20 mars 2015

Lettre de la Marquise de Merteuil au Vicomte de Valmont

C’est en 1782 que Pierre Choderlos de Laclos publie l’œuvre qui le rendra scandaleusement célèbre : « Les Liaisons dangereuses ». Roman épistolaire narrant les stratagèmes de deux dangereux libertins, la Marquise de Merteuil et le Vicomte de Valmont, le titre devient un véritable best-seller de son siècle. Malgré la personnalité sombre de ses personnages, l’auteur est véritablement un féministe avant l’heure, faisant l’éloge de la femme autodidacte. Dans cette lettre écrite au Vicomte de Valmont (lettre LXXXI), la Marquise fait le récit de son éducation en montrant son besoin de s’affranchir de la condition de son sexe imposée par la société et sa volonté de vivre selon son bon vouloir.

valmontmerteuil
"J’ai porté le zèle jusqu’à me causer des douleurs 
volontaires".

20 septembre 17**

Entrée dans le monde dans le temps où fille encore, j’étais vouée par état au silence et à l’inaction, j’ai su en profiter pour observer et réfléchir. Tandis qu’on me croyait étourdie ou distraite, écoutant peu à la vérité les discours qu’on s’empressait à me tenir, je recueillais avec soin ceux qu’on cherchait à me cacher.

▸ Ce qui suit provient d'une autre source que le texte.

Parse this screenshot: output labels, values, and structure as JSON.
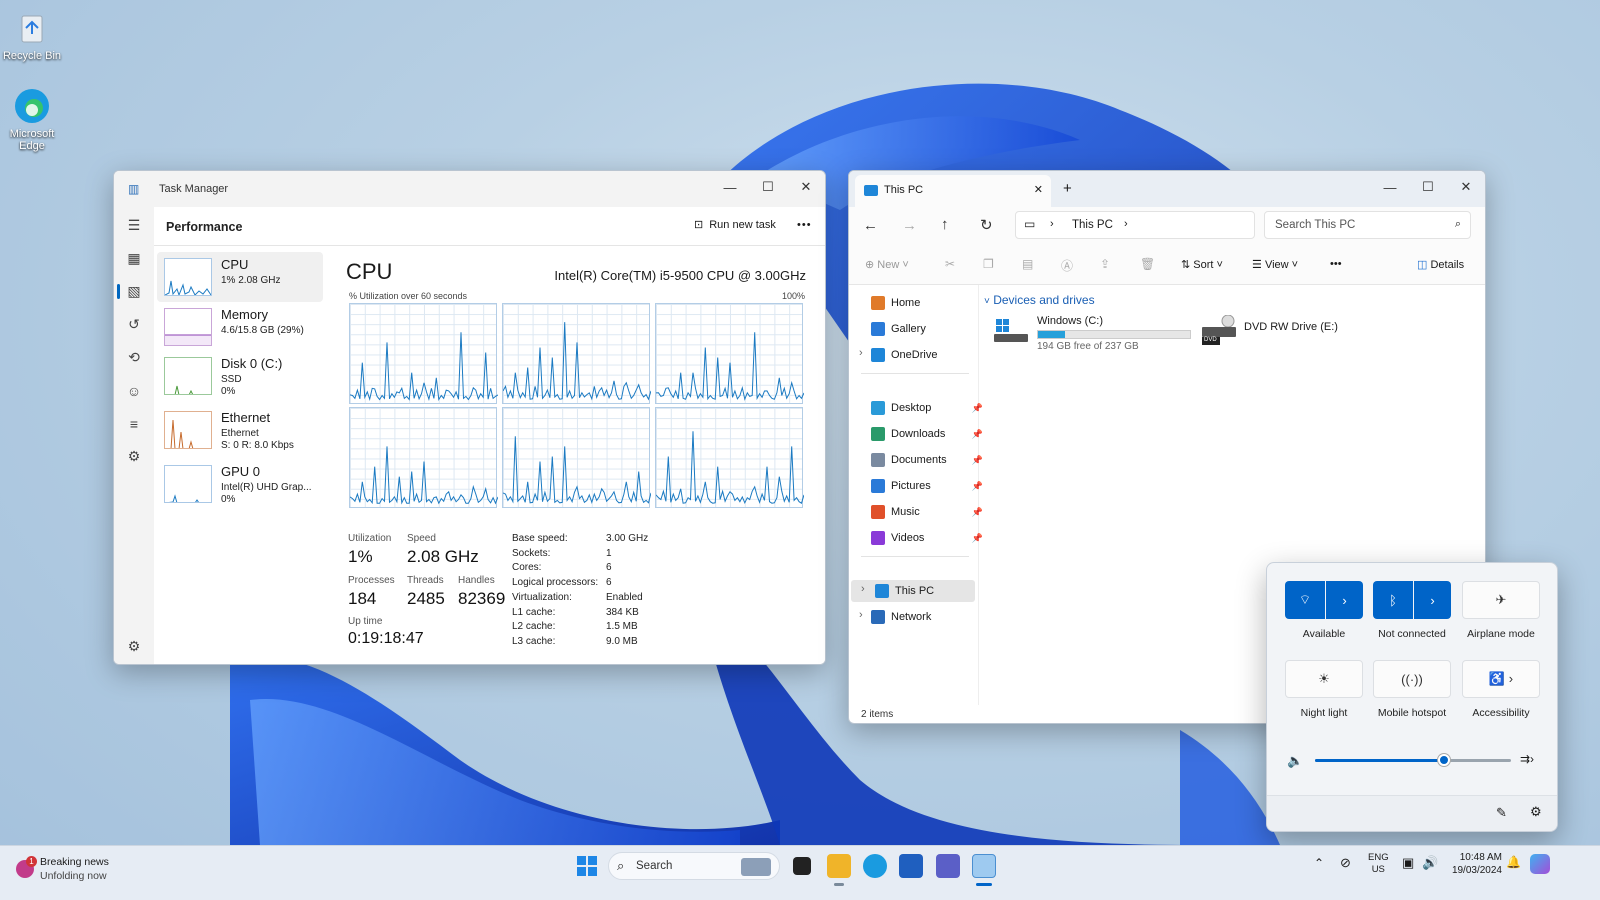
{
  "desktop": {
    "recycle_bin": "Recycle Bin",
    "edge_line1": "Microsoft",
    "edge_line2": "Edge"
  },
  "task_manager": {
    "title": "Task Manager",
    "section": "Performance",
    "run_new_task": "Run new task",
    "more": "•••",
    "items": [
      {
        "name": "CPU",
        "sub1": "1% 2.08 GHz",
        "sub2": "",
        "sub3": ""
      },
      {
        "name": "Memory",
        "sub1": "4.6/15.8 GB (29%)",
        "sub2": "",
        "sub3": ""
      },
      {
        "name": "Disk 0 (C:)",
        "sub1": "SSD",
        "sub2": "0%",
        "sub3": ""
      },
      {
        "name": "Ethernet",
        "sub1": "Ethernet",
        "sub2": "S: 0 R: 8.0 Kbps",
        "sub3": ""
      },
      {
        "name": "GPU 0",
        "sub1": "Intel(R) UHD Grap...",
        "sub2": "0%",
        "sub3": ""
      }
    ],
    "heading": "CPU",
    "cpu_model": "Intel(R) Core(TM) i5-9500 CPU @ 3.00GHz",
    "graph_caption": "% Utilization over 60 seconds",
    "graph_max": "100%",
    "stats": {
      "utilization_label": "Utilization",
      "utilization": "1%",
      "speed_label": "Speed",
      "speed": "2.08 GHz",
      "processes_label": "Processes",
      "processes": "184",
      "threads_label": "Threads",
      "threads": "2485",
      "handles_label": "Handles",
      "handles": "82369",
      "uptime_label": "Up time",
      "uptime": "0:19:18:47"
    },
    "details": [
      {
        "k": "Base speed:",
        "v": "3.00 GHz"
      },
      {
        "k": "Sockets:",
        "v": "1"
      },
      {
        "k": "Cores:",
        "v": "6"
      },
      {
        "k": "Logical processors:",
        "v": "6"
      },
      {
        "k": "Virtualization:",
        "v": "Enabled"
      },
      {
        "k": "L1 cache:",
        "v": "384 KB"
      },
      {
        "k": "L2 cache:",
        "v": "1.5 MB"
      },
      {
        "k": "L3 cache:",
        "v": "9.0 MB"
      }
    ]
  },
  "explorer": {
    "tab_title": "This PC",
    "address": "This PC",
    "search_placeholder": "Search This PC",
    "new": "New",
    "sort": "Sort",
    "view": "View",
    "more": "•••",
    "details": "Details",
    "nav": [
      "Home",
      "Gallery",
      "OneDrive",
      "Desktop",
      "Downloads",
      "Documents",
      "Pictures",
      "Music",
      "Videos",
      "This PC",
      "Network"
    ],
    "group": "Devices and drives",
    "drive_c": {
      "name": "Windows (C:)",
      "free": "194 GB free of 237 GB",
      "used_fraction": 0.18
    },
    "drive_e": {
      "name": "DVD RW Drive (E:)",
      "badge": "DVD"
    },
    "status": "2 items"
  },
  "quick_settings": {
    "wifi": "Available",
    "bluetooth": "Not connected",
    "airplane": "Airplane mode",
    "nightlight": "Night light",
    "hotspot": "Mobile hotspot",
    "accessibility": "Accessibility",
    "volume_fraction": 0.66
  },
  "taskbar": {
    "news_title": "Breaking news",
    "news_sub": "Unfolding now",
    "news_badge": "1",
    "search": "Search",
    "lang1": "ENG",
    "lang2": "US",
    "time": "10:48 AM",
    "date": "19/03/2024"
  }
}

Cette utile curiosité, en servant à m’instruire, m’apprit encore à dissimuler, forcée souvent de cacher les objets de mon attention aux yeux de ceux qui m’entouraient, j’essayai de guider les miens à mon gré ; j’obtins dès lors de prendre à volonté ce regard distrait que vous avez loué si souvent. Encouragée par ce premier succès, je tâchai de régler de même les divers mouvements de ma figure. Ressentais-je quelque chagrin, je m’étudiais à prendre l’air de la sérénité, même celui de la joie ; j’ai porté le zèle jusqu’à me causer des douleurs volontaires, pour chercher pendant ce temps l’expression du plaisir. Je me suis travaillée avec le même soin et plus de peine, pour réprimer les symptômes d’une joie inattendue. C’est ainsi que j’ai su prendre sur ma physionomie, cette puissance dont je vous ai vu quelquefois si étonnée.

J’étais bien jeune encore, et presque sans intérêt : mais je n’avais à moi que ma pensée, et je m’indignais qu’on pût me la ravir ou me la surprendre contre ma volonté. Munie de ces premières armes, j’en essayai l’usage : non contente de ne plus me laisser pénétrer, je m’amusais à me montrer sous des formes différentes ; sûre de mes gestes, j’observais mes discours ; je réglais les uns et les autres, suivant les circonstances, ou même suivant mes fantaisies : dès ce moment, ma façon de penser fut pour moi seule, et je ne montrai plus que celle qu’il m’était utile de laisser voir.

Ce travail sur moi-même avait fixé mon attention sur l’expression des figures et le caractère des physionomies ; et j’y gagnai ce coup d’œil pénétrant, auquel l’expérience m’a pourtant appris à ne pas me fier entièrement ; mais qui, en tout, m’a rarement trompée.

Je n’avais pas quinze ans, je possédais déjà les talents auxquels la plus grande partie de nos Politiques doivent leur réputation, et je ne me trouvais encore qu’aux premiers éléments de la science que je voulais acquérir.